A lot depends on how old or dexterious the children are. I take on 4 from next door. 9, 7, 6 and 4. Just got them to make finger puppets with pipe cleaners, pom pom head and googly eyes. Then I saw by perusing pinterest that they can fit those pony beads on pipe cleaners. think we will try bracelets next. They also learn things like how to wind a pipe cleaner around finger without twisting it horribly. Believe me they can crumb up a pipe cleaner in no time flat. Also have learned to prepare a bag for each with maybe 2 colors and rest of stuff they make with. Otherwise 50 pipe cleaners are muddled and bent. I learned some of this the hard way. Like letting them play with all the playdoh. Now they each have their own bag with their own cans of 4 colors of playdoh. I can add a new color to each to encourage new play. Am very disappointed with toys bought in the stores as I think they are gaudy junk and really don't teach anything worth while. Just taught the 4 year old that if SHE is 4, her foot is 4 and her fingers are 4, etc. Was interesting to watch this dawn on her ! Nifty age. All these children are my grandchildren by adoption. The homeschooling the rest of last schoolyear really improved a lot of attitudes and understanding. Family sports games are a blast. 
Would LOVE it if you have done any interesting crafts with young children, and please tell me about it. I can work one on one too.


----------



## RJ2019 (Aug 27, 2019)

Glitter glue, paper and..... anything. Collect leaves from the yard and make a collage, make snow men with cotton balls. Glitter glue makes fun 'paint' too. Dollar store is your friend.
My kids recently painted pumpkins, that was fun. Stencils are useful for a lot of things if you are creative. Have them make (or decorate pre-made) Christmas tree ornaments. Make turkeys with cutouts of their handprints. My kids like making stuff with glow sticks, get enough lanterns and bracelets and the various connectors make them like those k'nex sets.
They can decorate their own t shirts or socks with fabric paint. Old mismatched buttons can be used for a lot of different projects, they can make jewelry with buttons or use them as eyeballs on puppets, or make button designs on paper. Painting flower pots is fun. Food dye mixed into water and make snow murals.

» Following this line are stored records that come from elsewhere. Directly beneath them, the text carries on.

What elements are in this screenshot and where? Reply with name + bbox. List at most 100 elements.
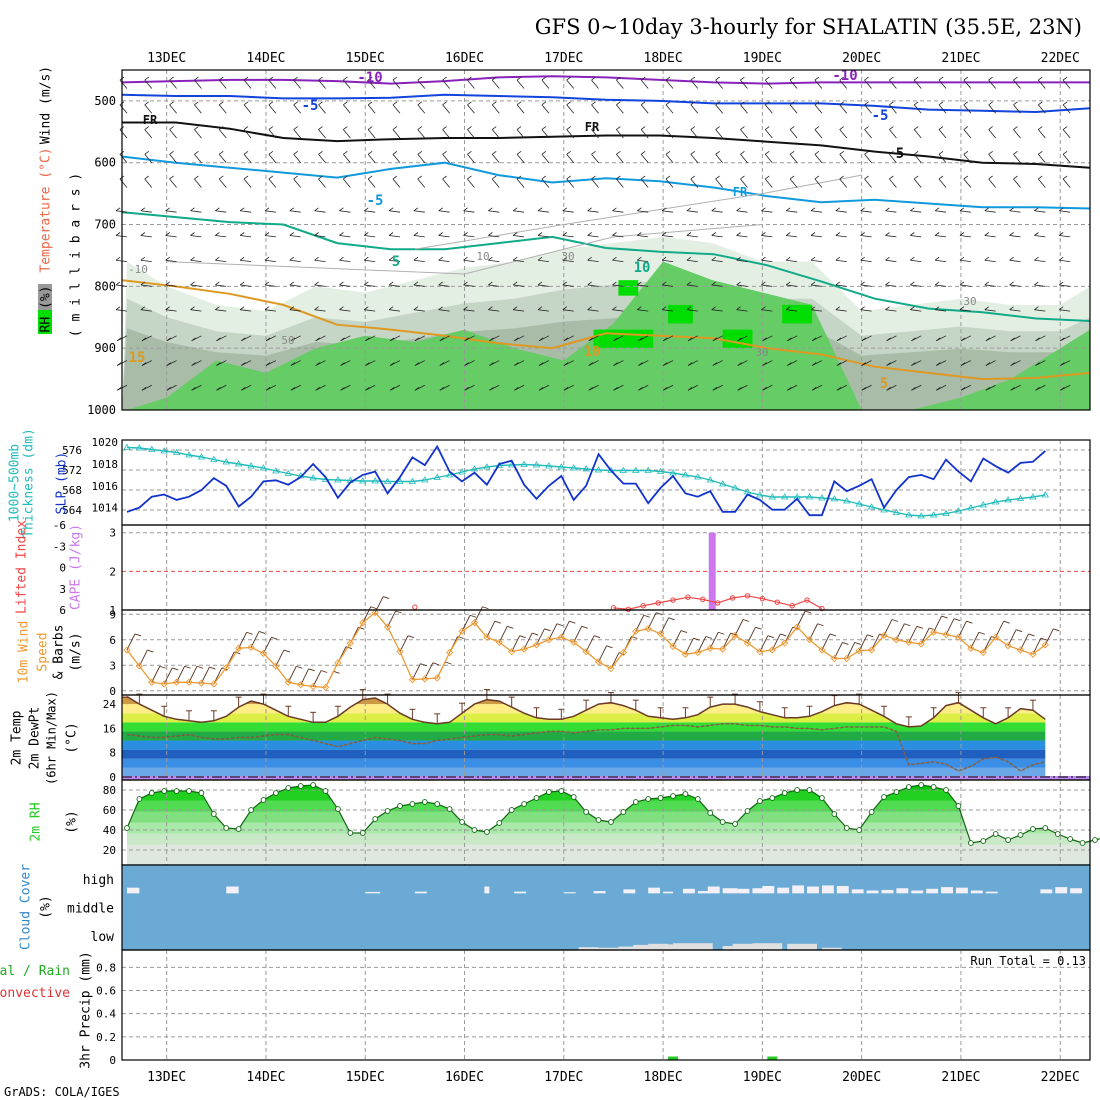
upper-wind-barb-flag [388,281,394,286]
rh-point [632,799,639,805]
upper-wind-barb-flag [910,207,915,212]
wind10-axis-label-3: & Barbs [52,625,67,680]
wind10-barb-flag [606,645,613,649]
upper-wind-barb [662,235,674,238]
upper-wind-barb-flag [587,207,592,212]
upper-wind-barb [165,210,177,213]
wind10-barb [1020,633,1029,651]
upper-wind-barb-flag [365,337,370,342]
upper-wind-barb [293,154,302,163]
upper-wind-barb-flag [169,101,174,106]
high-cloud-bar [752,888,765,894]
wind10-barb-flag [829,633,837,637]
upper-wind-barb-flag [241,386,246,391]
thickness-point [160,447,168,454]
upper-wind-barb-flag [637,232,642,236]
upper-wind-barb-flag [191,362,196,366]
upper-wind-barb [343,154,351,163]
thickness-point [148,445,156,452]
upper-wind-barb-flag [889,175,894,180]
wind10-point [619,648,628,657]
upper-wind-barb-flag [169,126,174,130]
high-cloud-bar [226,886,239,894]
upper-wind-barb-flag [464,386,469,391]
upper-wind-barb-flag [218,126,224,130]
upper-wind-barb-flag [985,362,991,366]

It doesn't matter what the project is, the kiddos always love doing projects. They get plenty dirty in the process but that's one of the best parts of being a kid.


----------



## RJ2019 (Aug 27, 2019)

Don't forget to decorate cookies, too!!


----------



## Faith1234 (Feb 10, 2019)

I was amazed at how many kids crafts they had at the dollar tree last time I was there. I went to school for Early Childhood Education and we had several classes in crafts. My favorites were making stories out of felt with the kids. They got to make their own story pieces and sets and when we were done they had a story they could act out. There are so many things you can do with kids.


----------



## wdcutrsdaughter (Dec 9, 2012)

Open ended activities like painting with watercolor, a sketch book and colored pencils, ink pads and stamps - I find them at thrift stores.
Thrift stores are great places to get materials.


----------



## NEAlabama (Sep 30, 2014)

Pinterest has been my friend! The kids and I get all kinds of ideas for cheap projects. I buy glass stuff like bases and wine glasses at the thrift store for them to paint and give as gifts. They also love to find and paint rocks. My garden is full of color all year from the painted rocks and stepping stones we made. You can buy canvas and paint really cheap and there are a million ideas for pictures with their hand prints. Sponge brushes are best for the little ones. You can get a whole bag with random shapes including round sponges which are fun and easy to use.


----------



## RJ2019 (Aug 27, 2019)

My kids colored their own stickers today.


----------